Describing Dora Carrington as 'Beyond Bloomsbury' is a double edged sword. Undoubtedly it is sound marketing to attach a familiar name to a relatively unknown artist, but the cosy Charleston clique are a very marmite bunch. Even the clever suggestion that Carrington is 'more than' Bell, Grant and co might well be enough to put some people off. More importantly, the association is tenuous, focusing more on biography than art, and it highlights the big problem in dealing with Carrington - her complicated, tragic life gets in the way. The best thing to do - and the best thing the curators at Pallant House could have done - is to ignore the personalities and concentrate on the paintings. Unfortunately, they try but don't succeed.
Another barrier to understanding Carrington: her art was varied and variable. Dotted throughout the exhibition are loosely painted, washed-out works which could indeed fit into that Bloomsbury aesthetic. The watercolour of Spanish Soldiers at a Stream with its flattened background pattern of verticals and arcs and elongated figures reduced to khaki-ed anonymity is an extreme example of this. Her characterful portrait of the cedar tree at Tidmarsh, although it bridges the gap to her more recognisable strong-coloured chunkiness, has the same scrappy linearity. Then we get Carrington the craftsman, obsessively decorating her homes and the objects in them, and making a bit of money on the side with 'tinseled pictures' using textured tin foil on glass. The evidence here is sketchy - old photographs and a few surviving pieces. The style seems almost fin-de-siècle fairy-tale in its sugary colours and curving, dapple-brushed figures. Her often reproduced Iris Tree on a Horse is one of the few occasions in which she transferred this decorative style into an oil painting.
So far so Bloomsbury, perhaps, but if you want to get to the heart of Carrington's art you need to start at the beginning, with the Slade. It is represented here by skillfully rendered nudes, for which she won prizes (an exhibition of UCL's collection of Slade student work is one I would really like to see). Carrington was one of a prodigious group of students: a photo from around 1912 shows her alongside Stanley Spencer, Mark Gertler, Christopher Nevinson; other contemporaries included David Bomberg and Paul Nash.

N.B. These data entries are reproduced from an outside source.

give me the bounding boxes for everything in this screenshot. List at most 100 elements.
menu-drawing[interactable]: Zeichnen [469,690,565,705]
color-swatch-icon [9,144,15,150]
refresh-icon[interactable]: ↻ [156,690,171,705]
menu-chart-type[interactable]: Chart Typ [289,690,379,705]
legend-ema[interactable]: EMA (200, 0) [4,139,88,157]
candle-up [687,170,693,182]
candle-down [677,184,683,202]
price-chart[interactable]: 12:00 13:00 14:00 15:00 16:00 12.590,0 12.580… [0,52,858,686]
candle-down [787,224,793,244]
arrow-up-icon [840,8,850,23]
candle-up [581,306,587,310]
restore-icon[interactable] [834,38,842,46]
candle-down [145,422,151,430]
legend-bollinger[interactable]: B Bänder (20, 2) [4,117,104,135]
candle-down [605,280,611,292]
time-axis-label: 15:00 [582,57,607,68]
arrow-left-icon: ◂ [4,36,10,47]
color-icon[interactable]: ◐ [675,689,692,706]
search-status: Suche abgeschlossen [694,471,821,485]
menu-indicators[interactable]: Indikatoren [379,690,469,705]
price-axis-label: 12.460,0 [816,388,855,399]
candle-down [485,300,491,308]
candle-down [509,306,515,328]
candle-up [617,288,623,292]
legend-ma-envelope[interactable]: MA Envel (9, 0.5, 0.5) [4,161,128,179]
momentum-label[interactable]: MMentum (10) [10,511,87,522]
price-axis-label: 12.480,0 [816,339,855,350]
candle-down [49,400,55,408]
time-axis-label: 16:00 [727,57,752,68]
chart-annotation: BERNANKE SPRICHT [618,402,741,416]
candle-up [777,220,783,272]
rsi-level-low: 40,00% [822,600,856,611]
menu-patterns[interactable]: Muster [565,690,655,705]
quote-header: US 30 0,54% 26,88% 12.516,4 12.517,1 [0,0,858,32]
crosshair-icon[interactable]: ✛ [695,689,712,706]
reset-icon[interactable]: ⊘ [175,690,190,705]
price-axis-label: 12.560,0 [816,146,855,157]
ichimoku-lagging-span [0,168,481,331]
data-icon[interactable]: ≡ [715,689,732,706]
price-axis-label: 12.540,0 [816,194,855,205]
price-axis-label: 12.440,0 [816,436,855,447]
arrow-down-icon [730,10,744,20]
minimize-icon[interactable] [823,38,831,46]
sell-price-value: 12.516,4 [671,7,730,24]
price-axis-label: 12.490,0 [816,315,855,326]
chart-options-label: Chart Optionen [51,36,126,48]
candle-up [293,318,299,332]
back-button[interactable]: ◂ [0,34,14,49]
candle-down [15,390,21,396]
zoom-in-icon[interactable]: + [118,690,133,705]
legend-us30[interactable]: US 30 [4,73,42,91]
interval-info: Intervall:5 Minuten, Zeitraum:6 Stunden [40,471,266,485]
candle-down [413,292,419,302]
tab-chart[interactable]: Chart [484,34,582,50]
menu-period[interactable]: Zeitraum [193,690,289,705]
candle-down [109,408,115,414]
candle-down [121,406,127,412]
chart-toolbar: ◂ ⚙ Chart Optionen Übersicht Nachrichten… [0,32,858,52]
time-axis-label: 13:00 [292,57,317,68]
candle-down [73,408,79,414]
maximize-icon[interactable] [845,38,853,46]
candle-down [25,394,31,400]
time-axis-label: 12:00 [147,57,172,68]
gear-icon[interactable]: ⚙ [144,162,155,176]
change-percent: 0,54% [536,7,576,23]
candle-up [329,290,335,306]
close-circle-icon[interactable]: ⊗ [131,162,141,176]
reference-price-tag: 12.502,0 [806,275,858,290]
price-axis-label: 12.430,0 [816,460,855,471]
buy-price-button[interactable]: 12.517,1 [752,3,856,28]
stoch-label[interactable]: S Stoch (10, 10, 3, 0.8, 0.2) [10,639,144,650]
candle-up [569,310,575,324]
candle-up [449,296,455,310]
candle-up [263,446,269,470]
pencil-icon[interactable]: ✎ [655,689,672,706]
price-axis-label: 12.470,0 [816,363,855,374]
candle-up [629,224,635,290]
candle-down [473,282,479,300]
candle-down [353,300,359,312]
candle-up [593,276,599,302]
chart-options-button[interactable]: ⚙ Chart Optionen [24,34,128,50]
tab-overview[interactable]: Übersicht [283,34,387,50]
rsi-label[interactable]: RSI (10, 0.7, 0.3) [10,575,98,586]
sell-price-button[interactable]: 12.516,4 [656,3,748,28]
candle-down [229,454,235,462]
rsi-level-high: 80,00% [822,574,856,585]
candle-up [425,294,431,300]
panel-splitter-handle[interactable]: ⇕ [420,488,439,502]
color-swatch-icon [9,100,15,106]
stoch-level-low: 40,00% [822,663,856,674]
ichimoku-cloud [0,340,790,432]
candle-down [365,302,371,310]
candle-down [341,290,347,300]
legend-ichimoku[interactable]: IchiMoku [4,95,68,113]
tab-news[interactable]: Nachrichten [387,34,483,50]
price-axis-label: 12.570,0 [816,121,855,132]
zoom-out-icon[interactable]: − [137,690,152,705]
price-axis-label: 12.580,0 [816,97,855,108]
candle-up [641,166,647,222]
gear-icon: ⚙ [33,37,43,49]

Leaving aside the fraught, possibly abusive relationship Carrington had with Gertler, these are the artists who most closely share her aesthetic vision. Most of them, at some point, exploited a pseudo-naive style which, rather in the way New Objectivity did in Germany, could show the world in all its oddness by appearing to simply show reality. Carrington's two great landscapes in show here, The Farm at Watendlath and Spanish Landscape with Mountains, exemplify this. Watendlath has a brooding creepiness, as otherworldly as a Tolkien illustration it foregoes tweeness in favour of proto-Surrealist unease. Meanwhile, the Spanish countryside is evoked in bodily forms reminiscent of Ithell Colquhoun.
It is, however, in portraiture that Carrington really shines. From the Van Gogh-like salt of the earth solidity of Mrs Box to the crumpled pastiness of EM Forster, she approaches her sitters with utter conviction and confidence. She treats pots of flowers with the same solemnity. Tellingly, when she paints herself, she resorts to style over substance, retreating behind cap, pantaloons and strong outlined colour-blocks which remind one of Mary Cassatt's prints. She twists, already in the process of departing, as if wary of giving up too much of herself. The filmed cavorting, the long-fringed 'crop-head', the lack of signed works and reluctance to exhibit: this was a woman who didn't want to be exposed. It is this self-portrait, above all, which makes me reluctant to jump on the biographical band waggon. Her life is there in her painting - Lytton Strachey, Gerald Brenan, Mark Gertler, Ralph Partridge, Tidmarsh. Would she really have wanted us to flesh it out any more, to analyse and agonise, to empathise and pity?
Pallant House do a great job of promoting British twentieth century art and they have a solid track record in promoting lesser known, especially women, artists. Dora Carrington deserves the recognition and this show succeeds best when it lets her art speak for her. It is ultimately frustrating that the curators can't quite resist bringing in the two 'B's. Ignore biography, in my view Dora Carrington is far, far beyond Bloomsbury.